Abstract

A series of V-MCM-41 samples was prepared with very long-range ordered structure, different pore sizes, and constant composition by applying a recently developed quantitative model [Y.H. Yang, S.Y. Lim, C. Wang, D. Harding, G.L. Haller, Micropor. Mesopor. Mater. 67 (2–3) (2004) 245–257]. Oxygen titration of catalysts pre-reduced with methanol vapor at the reaction temperature showed a constant active site density regardless of the pore diameter at lower temperature. A pore wall radius of curvature effect on the catalytic reaction existed when the methanol oxidation was used as a probe reaction over a 100-K temperature range (573–673 K). The effect was represented by a “volcano curve” in which the turnover frequency increases with increasing pore diameter to a maximum and then decreases. The effect of pore size on active site density at temperatures above the reaction temperature was observed, a result associated with the pore size effect on stability of Si O V units in the pore wall. Based on previous research, there were no surface vanadium compounds in our catalysts, a fact confirmed by Raman spectroscopy for both fresh and used catalysts.
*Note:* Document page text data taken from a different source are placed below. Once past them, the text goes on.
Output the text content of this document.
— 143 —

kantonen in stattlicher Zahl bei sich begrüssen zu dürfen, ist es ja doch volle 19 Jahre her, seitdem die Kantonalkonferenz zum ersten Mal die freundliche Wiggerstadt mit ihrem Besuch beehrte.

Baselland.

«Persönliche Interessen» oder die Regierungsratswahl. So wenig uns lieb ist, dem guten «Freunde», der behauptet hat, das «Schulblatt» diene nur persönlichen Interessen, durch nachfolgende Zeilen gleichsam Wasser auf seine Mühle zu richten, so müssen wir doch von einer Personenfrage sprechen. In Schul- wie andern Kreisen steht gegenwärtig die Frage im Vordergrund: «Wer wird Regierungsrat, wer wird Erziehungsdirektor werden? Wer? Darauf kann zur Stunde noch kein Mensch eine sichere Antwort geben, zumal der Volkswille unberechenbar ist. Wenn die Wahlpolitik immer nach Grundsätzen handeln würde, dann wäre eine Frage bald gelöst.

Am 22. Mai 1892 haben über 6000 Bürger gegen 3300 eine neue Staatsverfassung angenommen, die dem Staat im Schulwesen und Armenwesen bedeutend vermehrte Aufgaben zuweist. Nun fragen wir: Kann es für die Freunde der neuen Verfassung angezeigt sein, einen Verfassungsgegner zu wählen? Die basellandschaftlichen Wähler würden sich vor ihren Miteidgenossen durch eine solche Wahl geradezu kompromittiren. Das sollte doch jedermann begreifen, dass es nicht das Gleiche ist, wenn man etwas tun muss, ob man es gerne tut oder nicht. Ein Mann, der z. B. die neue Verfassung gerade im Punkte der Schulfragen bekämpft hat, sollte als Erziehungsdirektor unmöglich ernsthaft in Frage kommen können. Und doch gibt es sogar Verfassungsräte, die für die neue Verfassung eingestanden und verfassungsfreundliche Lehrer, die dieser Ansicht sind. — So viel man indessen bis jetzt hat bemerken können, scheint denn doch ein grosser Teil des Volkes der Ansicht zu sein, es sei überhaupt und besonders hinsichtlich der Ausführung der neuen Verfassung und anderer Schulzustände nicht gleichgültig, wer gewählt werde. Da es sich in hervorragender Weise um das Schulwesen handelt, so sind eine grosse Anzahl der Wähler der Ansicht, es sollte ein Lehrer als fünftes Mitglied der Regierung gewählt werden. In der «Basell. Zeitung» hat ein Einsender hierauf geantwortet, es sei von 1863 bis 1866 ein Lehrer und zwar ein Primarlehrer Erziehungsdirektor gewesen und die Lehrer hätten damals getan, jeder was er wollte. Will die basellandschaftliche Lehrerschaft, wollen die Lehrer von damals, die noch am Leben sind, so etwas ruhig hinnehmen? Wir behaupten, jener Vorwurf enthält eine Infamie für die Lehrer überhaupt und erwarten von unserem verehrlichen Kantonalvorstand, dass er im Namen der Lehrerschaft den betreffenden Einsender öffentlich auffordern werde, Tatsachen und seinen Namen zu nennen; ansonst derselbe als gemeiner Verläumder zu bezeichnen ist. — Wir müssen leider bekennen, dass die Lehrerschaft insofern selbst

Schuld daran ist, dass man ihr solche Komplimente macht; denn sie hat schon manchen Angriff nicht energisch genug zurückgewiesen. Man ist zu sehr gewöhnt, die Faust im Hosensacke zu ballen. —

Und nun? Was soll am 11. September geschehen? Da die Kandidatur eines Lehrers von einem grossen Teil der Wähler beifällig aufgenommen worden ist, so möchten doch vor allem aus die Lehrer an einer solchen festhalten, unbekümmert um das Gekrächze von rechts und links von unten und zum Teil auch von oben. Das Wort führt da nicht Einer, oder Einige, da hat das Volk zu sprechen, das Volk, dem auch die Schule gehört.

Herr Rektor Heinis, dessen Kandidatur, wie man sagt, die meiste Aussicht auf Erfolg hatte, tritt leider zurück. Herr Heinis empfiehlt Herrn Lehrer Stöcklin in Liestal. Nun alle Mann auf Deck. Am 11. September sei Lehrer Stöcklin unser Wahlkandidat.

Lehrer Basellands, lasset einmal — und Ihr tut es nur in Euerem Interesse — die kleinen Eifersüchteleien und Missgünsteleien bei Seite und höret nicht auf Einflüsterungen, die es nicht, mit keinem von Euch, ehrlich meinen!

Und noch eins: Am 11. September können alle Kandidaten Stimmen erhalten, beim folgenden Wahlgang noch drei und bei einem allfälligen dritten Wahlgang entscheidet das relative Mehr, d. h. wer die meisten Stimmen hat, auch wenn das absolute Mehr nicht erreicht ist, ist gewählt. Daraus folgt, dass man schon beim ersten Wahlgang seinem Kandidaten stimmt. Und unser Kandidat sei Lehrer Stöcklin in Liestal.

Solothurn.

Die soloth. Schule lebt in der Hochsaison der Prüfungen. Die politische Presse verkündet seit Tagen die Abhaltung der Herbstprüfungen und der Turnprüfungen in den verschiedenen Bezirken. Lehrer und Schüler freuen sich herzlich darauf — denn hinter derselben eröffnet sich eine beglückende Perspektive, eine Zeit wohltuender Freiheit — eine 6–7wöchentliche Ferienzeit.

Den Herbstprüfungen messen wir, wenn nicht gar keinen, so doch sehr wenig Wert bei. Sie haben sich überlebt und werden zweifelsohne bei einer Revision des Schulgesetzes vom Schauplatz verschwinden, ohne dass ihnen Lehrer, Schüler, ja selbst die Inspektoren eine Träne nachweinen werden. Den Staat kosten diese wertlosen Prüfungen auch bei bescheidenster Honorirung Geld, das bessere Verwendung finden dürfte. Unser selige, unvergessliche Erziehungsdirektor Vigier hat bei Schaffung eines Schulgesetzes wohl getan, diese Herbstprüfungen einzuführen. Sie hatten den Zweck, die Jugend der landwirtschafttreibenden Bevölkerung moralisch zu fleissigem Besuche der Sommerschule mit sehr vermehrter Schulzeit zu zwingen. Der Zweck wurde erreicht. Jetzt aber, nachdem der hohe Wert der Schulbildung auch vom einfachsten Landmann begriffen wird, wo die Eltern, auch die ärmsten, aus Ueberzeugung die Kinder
Several different characterization techniques, including nitrogen physisorption, X-ray diffraction, and ultraviolet–visible spectroscopy, were used to demonstrate that the structural stability of catalysts determines the activity and how vanadium incorporation into the framework controls the selectivity of reactions. Hydrogen temperature-programmed reduction experiments over the same series of V-MCM-41 catalysts demonstrated that reduction stability was influenced by the radius of curvature, and that there was a strong correlation between the reducibility and selectivity of formaldehyde and dimethyl ether.